Autism Risk and Cesarean Delivery: Final Verdict Is In

Megan Brooks

June 24, 2015

It is unlikely that birth by cesarean delivery is a causal risk factor for autism spectrum disorder (ASD), according to a new study by researchers in Cork, Ireland, who have examined this issue previously.

In a meta-analytic review of relevant studies published last year in the Journal of Child Psychology and Psychiatry, they found that birth by cesarean delivery was associated with about a 20% increased risk for ASD, compared with vaginal birth.

"However, the studies were limited, and we were unable to determine what was driving this association," Ali Khashan, PhD, Department of Epidemiology and Public Health, University College Cork, told Medscape Medical News.

Their latest study, published online June 24 in JAMA Psychiatry, confirms the researchers' earlier finding that children born by cesarean delivery are roughly 20% more likely to be diagnosed with ASD. However, the association did not persist in a sibling control analysis, which implies that this association is due to familial confounding by genetic and/or environmental factors, they note.

"The overall risk of ASD is very small, and this most recent work suggests that most, if not all, the risk is not to do with the cesarean section at all, which is reassuring for parents," Louise Kenny, PhD, consultant obstetrician and gynecologist at Cork University Maternity Hospital, who worked on both studies, told Medscape Medical News.

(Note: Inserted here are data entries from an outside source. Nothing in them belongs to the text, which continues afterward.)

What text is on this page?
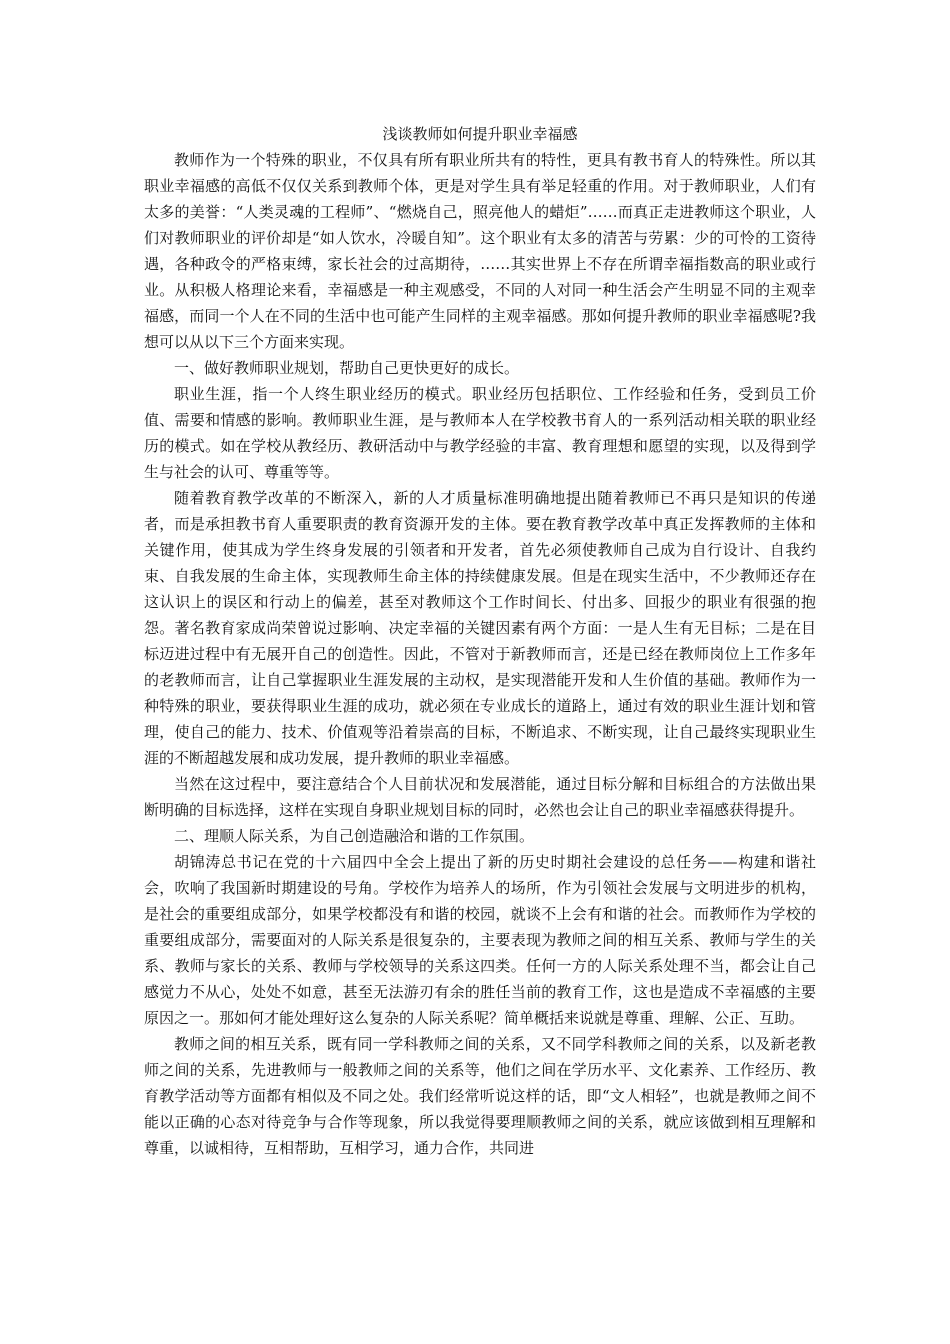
浅谈教师如何提升职业幸福感

教师作为一个特殊的职业，不仅具有所有职业所共有的特性，更具有教书育人的特殊性。所以其职业幸福感的高低不仅仅关系到教师个体，更是对学生具有举足轻重的作用。对于教师职业，人们有太多的美誉：“人类灵魂的工程师”、“燃烧自己，照亮他人的蜡炬”……而真正走进教师这个职业，人们对教师职业的评价却是“如人饮水，冷暖自知”。这个职业有太多的清苦与劳累：少的可怜的工资待遇，各种政令的严格束缚，家长社会的过高期待，……其实世界上不存在所谓幸福指数高的职业或行业。从积极人格理论来看，幸福感是一种主观感受，不同的人对同一种生活会产生明显不同的主观幸福感，而同一个人在不同的生活中也可能产生同样的主观幸福感。那如何提升教师的职业幸福感呢?我想可以从以下三个方面来实现。

一、做好教师职业规划，帮助自己更快更好的成长。

职业生涯，指一个人终生职业经历的模式。职业经历包括职位、工作经验和任务，受到员工价值、需要和情感的影响。教师职业生涯，是与教师本人在学校教书育人的一系列活动相关联的职业经历的模式。如在学校从教经历、教研活动中与教学经验的丰富、教育理想和愿望的实现，以及得到学生与社会的认可、尊重等等。

随着教育教学改革的不断深入，新的人才质量标准明确地提出随着教师已不再只是知识的传递者，而是承担教书育人重要职责的教育资源开发的主体。要在教育教学改革中真正发挥教师的主体和关键作用，使其成为学生终身发展的引领者和开发者，首先必须使教师自己成为自行设计、自我约束、自我发展的生命主体，实现教师生命主体的持续健康发展。但是在现实生活中，不少教师还存在这认识上的误区和行动上的偏差，甚至对教师这个工作时间长、付出多、回报少的职业有很强的抱怨。著名教育家成尚荣曾说过影响、决定幸福的关键因素有两个方面：一是人生有无目标；二是在目标迈进过程中有无展开自己的创造性。因此，不管对于新教师而言，还是已经在教师岗位上工作多年的老教师而言，让自己掌握职业生涯发展的主动权，是实现潜能开发和人生价值的基础。教师作为一种特殊的职业，要获得职业生涯的成功，就必须在专业成长的道路上，通过有效的职业生涯计划和管理，使自己的能力、技术、价值观等沿着崇高的目标，不断追求、不断实现，让自己最终实现职业生涯的不断超越发展和成功发展，提升教师的职业幸福感。

当然在这过程中，要注意结合个人目前状况和发展潜能，通过目标分解和目标组合的方法做出果断明确的目标选择，这样在实现自身职业规划目标的同时，必然也会让自己的职业幸福感获得提升。

二、理顺人际关系，为自己创造融洽和谐的工作氛围。

胡锦涛总书记在党的十六届四中全会上提出了新的历史时期社会建设的总任务——构建和谐社会，吹响了我国新时期建设的号角。学校作为培养人的场所，作为引领社会发展与文明进步的机构，是社会的重要组成部分，如果学校都没有和谐的校园，就谈不上会有和谐的社会。而教师作为学校的重要组成部分，需要面对的人际关系是很复杂的，主要表现为教师之间的相互关系、教师与学生的关系、教师与家长的关系、教师与学校领导的关系这四类。任何一方的人际关系处理不当，都会让自己感觉力不从心，处处不如意，甚至无法游刃有余的胜任当前的教育工作，这也是造成不幸福感的主要原因之一。那如何才能处理好这么复杂的人际关系呢？简单概括来说就是尊重、理解、公正、互助。

教师之间的相互关系，既有同一学科教师之间的关系，又不同学科教师之间的关系，以及新老教师之间的关系，先进教师与一般教师之间的关系等，他们之间在学历水平、文化素养、工作经历、教育教学活动等方面都有相似及不同之处。我们经常听说这样的话，即“文人相轻”，也就是教师之间不能以正确的心态对待竞争与合作等现象，所以我觉得要理顺教师之间的关系，就应该做到相互理解和尊重，以诚相待，互相帮助，互相学习，通力合作，共同进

In this latest study, the largest to date on the topic, the investigators studied the association between delivery mode and ASD diagnosis in children born in Sweden between 1982 and 2010. The conventional cohort analysis included nearly 2.7 million children and 28,290 cases of ASD.

In this analysis, compared with unassisted vaginal delivery, elective cesarean delivery was associated with ASD (adjusted hazard ratio [HR], 1.21; 95% confidence interval [CI], 1.15 - 1.27), as was emergency cesarean delivery (HR, 1.15; 95% CI, 1.10 - 1.20).

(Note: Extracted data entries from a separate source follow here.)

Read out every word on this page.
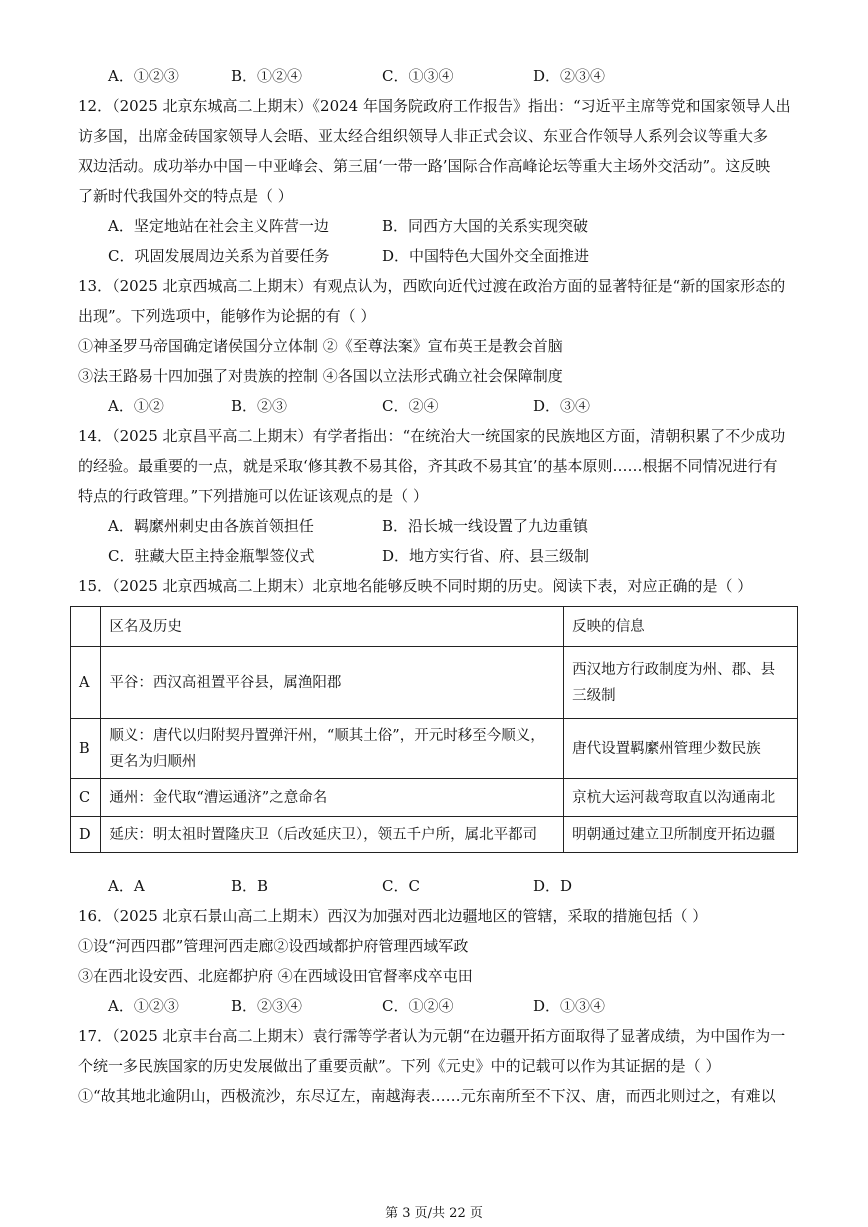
A．①②③	B．①②④	C．①③④	D．②③④
12．（2025 北京东城高二上期末）《2024 年国务院政府工作报告》指出：“习近平主席等党和国家领导人出
访多国，出席金砖国家领导人会晤、亚太经合组织领导人非正式会议、东亚合作领导人系列会议等重大多
双边活动。成功举办中国－中亚峰会、第三届‘一带一路’国际合作高峰论坛等重大主场外交活动”。这反映
了新时代我国外交的特点是（ ）
A．坚定地站在社会主义阵营一边	B．同西方大国的关系实现突破
C．巩固发展周边关系为首要任务	D．中国特色大国外交全面推进
13．（2025 北京西城高二上期末）有观点认为，西欧向近代过渡在政治方面的显著特征是“新的国家形态的
出现”。下列选项中，能够作为论据的有（ ）
①神圣罗马帝国确定诸侯国分立体制 ②《至尊法案》宣布英王是教会首脑
③法王路易十四加强了对贵族的控制 ④各国以立法形式确立社会保障制度
A．①②	B．②③	C．②④	D．③④
14．（2025 北京昌平高二上期末）有学者指出：“在统治大一统国家的民族地区方面，清朝积累了不少成功
的经验。最重要的一点，就是采取‘修其教不易其俗，齐其政不易其宜’的基本原则……根据不同情况进行有
特点的行政管理。”下列措施可以佐证该观点的是（ ）
A．羁縻州刺史由各族首领担任	B．沿长城一线设置了九边重镇
C．驻藏大臣主持金瓶掣签仪式	D．地方实行省、府、县三级制
15．（2025 北京西城高二上期末）北京地名能够反映不同时期的历史。阅读下表，对应正确的是（ ）
	区名及历史	反映的信息
A	平谷：西汉高祖置平谷县，属渔阳郡	西汉地方行政制度为州、郡、县
三级制

B	顺义：唐代以归附契丹置弹汗州，“顺其土俗”，开元时移至今顺义，
更名为归顺州	唐代设置羁縻州管理少数民族

C	通州：金代取“漕运通济”之意命名	京杭大运河裁弯取直以沟通南北

D	延庆：明太祖时置隆庆卫（后改延庆卫），领五千户所，属北平都司	明朝通过建立卫所制度开拓边疆
A．A	B．B	C．C	D．D
16．（2025 北京石景山高二上期末）西汉为加强对西北边疆地区的管辖，采取的措施包括（ ）
①设“河西四郡”管理河西走廊②设西域都护府管理西域军政
③在西北设安西、北庭都护府 ④在西域设田官督率戍卒屯田
A．①②③	B．②③④	C．①②④	D．①③④
17．（2025 北京丰台高二上期末）袁行霈等学者认为元朝“在边疆开拓方面取得了显著成绩，为中国作为一
个统一多民族国家的历史发展做出了重要贡献”。下列《元史》中的记载可以作为其证据的是（ ）
①“故其地北逾阴山，西极流沙，东尽辽左，南越海表……元东南所至不下汉、唐，而西北则过之，有难以
第 3 页/共 22 页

But in the sibling control analysis, elective cesarean delivery was not associated with ASD in partially (odds ratio [OR] 0.97; 95% CI, 0.85 - 1.11) or fully adjusted (OR, 0.89; 95% CI, 0.76 - 1.04) models.

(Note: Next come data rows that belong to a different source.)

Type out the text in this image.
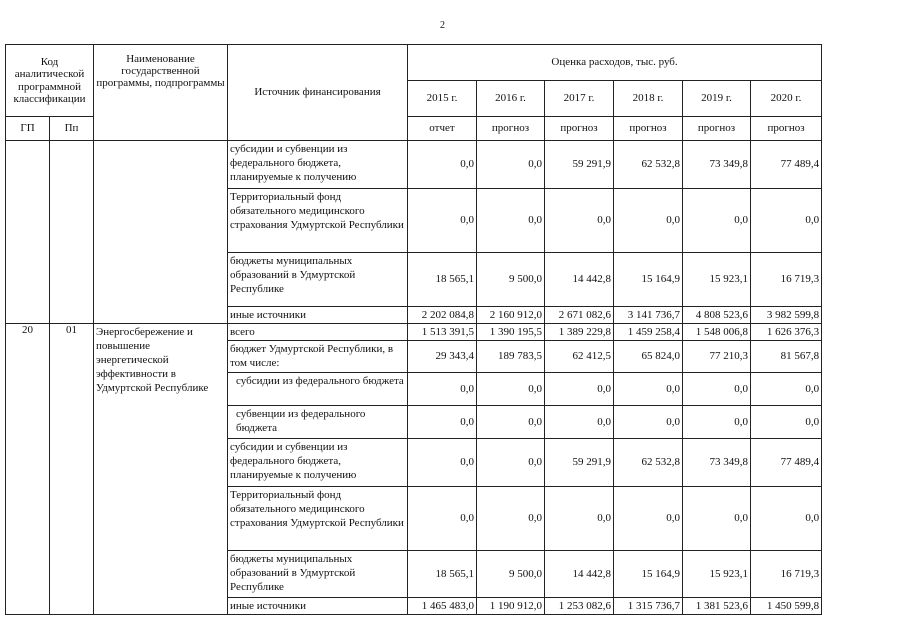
2
Код аналитической программной классификации		Наименование государственной программы, подпрограммы	Источник финансирования	Оценка расходов, тыс. руб.					
				2015 г.	2016 г.	2017 г.	2018 г.	2019 г.	2020 г.
ГП	Пп			отчет	прогноз	прогноз	прогноз	прогноз	прогноз
			субсидии и субвенции из федерального бюджета, планируемые к получению	0,0	0,0	59 291,9	62 532,8	73 349,8	77 489,4
			Территориальный фонд обязательного медицинского страхования Удмуртской Республики	0,0	0,0	0,0	0,0	0,0	0,0
			бюджеты муниципальных образований в Удмуртской Республике	18 565,1	9 500,0	14 442,8	15 164,9	15 923,1	16 719,3
			иные источники	2 202 084,8	2 160 912,0	2 671 082,6	3 141 736,7	4 808 523,6	3 982 599,8
20	01	Энергосбережение и повышение энергетической эффективности в Удмуртской Республике	всего	1 513 391,5	1 390 195,5	1 389 229,8	1 459 258,4	1 548 006,8	1 626 376,3
			бюджет Удмуртской Республики, в том числе:	29 343,4	189 783,5	62 412,5	65 824,0	77 210,3	81 567,8
			субсидии из федерального бюджета	0,0	0,0	0,0	0,0	0,0	0,0
			субвенции из федерального бюджета	0,0	0,0	0,0	0,0	0,0	0,0
			субсидии и субвенции из федерального бюджета, планируемые к получению	0,0	0,0	59 291,9	62 532,8	73 349,8	77 489,4
			Территориальный фонд обязательного медицинского страхования Удмуртской Республики	0,0	0,0	0,0	0,0	0,0	0,0
			бюджеты муниципальных образований в Удмуртской Республике	18 565,1	9 500,0	14 442,8	15 164,9	15 923,1	16 719,3
			иные источники	1 465 483,0	1 190 912,0	1 253 082,6	1 315 736,7	1 381 523,6	1 450 599,8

Emergency cesarean delivery was associated with ASD in the partially adjusted model (OR, 1.20; 95% CI, 1.06 - 1.36), but this effect disappeared in the fully adjusted model (OR, 0.97; 95% CI, 0.85 - 1.11).

This analysis included 13,411 sibling pairs discordant for ASD, including 2555 pairs discordant on mode of delivery. With the sibling pairs analysis, "we were able to account for many factors that most previous studies could not," Dr Khashan said.

Although the traditional cohort analysis revealed birth by cesarean delivery to be associated with ASD, "it is not necessarily a cause because the association could be due to residual confounding," the investigators write.

Because the association between birth by cesarean delivery and ASD did not persist in the sibling control analysis, "we can conclude that there is no causal association." It is more likely that birth by cesarean is related to some unknown genetic or environmental factor that leads to increased risk for both cesarean delivery and ASD, they conclude.

"This is a valuable study that highlights the importance of using large, population-based samples and appropriate controls when evaluating potential risk factors for ASD," Alex Kolevzon, MD, clinical director of the Seaver Autism Center, Icahn School of Medicine at Mount Sinai, in New York City, who was not involved in the study, told Medscape Medical News.

"The results provide evidence that while cesarean section delivery may be associated with ASD, it is not likely to be a causal risk factor. Many, many risk factors have been associated with ASD, and the field would benefit greatly from similarly rigorous analyses to further clarify the difference between association and causation as it relates to these factors and the risk for ASD," Dr Kolevzon said.

The study had no commercial funding. The authors report no relevant financial relationships.